To the Editor:
Re: “Women: Bearing the Brunt Of Health Care Reform,” Opinion, Nov. 11
The Stupak Amendment to the America’s Affordable Health Choices Act of 2009 is inaccurately characterized and described in this column. First, Hyde Amendment would not apply to AAHCA. The Hyde Amendment, which has been in place since 1976, only applies to appropriations from the Health and Human Services budget. On the most basic level, Hyde protects tax dollars that fund Medicaid from going to abortion — and politicians understood that this amendment was limited to the HHS budget, and that’s why they bothered drafting the Stupak Amendment in the first place.
The author’s more general argument — which has also been the very vocal argument of pro-abortion groups, including those on our campus — is that the Stupak Amendment significantly hinders women’s health. What is extremely detrimental to women’s health is abortion. Post-abortive women have higher rates of suicide and attempted suicide, psychiatric admissions and are at high risk for permanent infertility and ectopic pregnancy.

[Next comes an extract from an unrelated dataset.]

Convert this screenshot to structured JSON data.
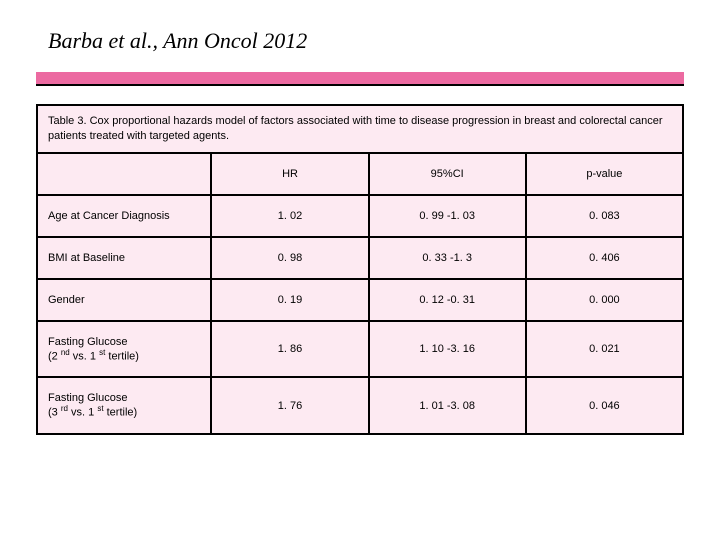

Stupak would allow for funding of abortion in cases where “a woman suffers form a physical disorder, physical injury or physical illness that would, as certified by a physician, place the woman in danger of death unless an abortion is performed.”
After a number of poorly supported, scattered arguments, the reader is left wondering whether the author’s argument is for the non-divisive engagement of health care reform or is actually just a thinly-veiled pro-abortion reaction to the Stupak amendment.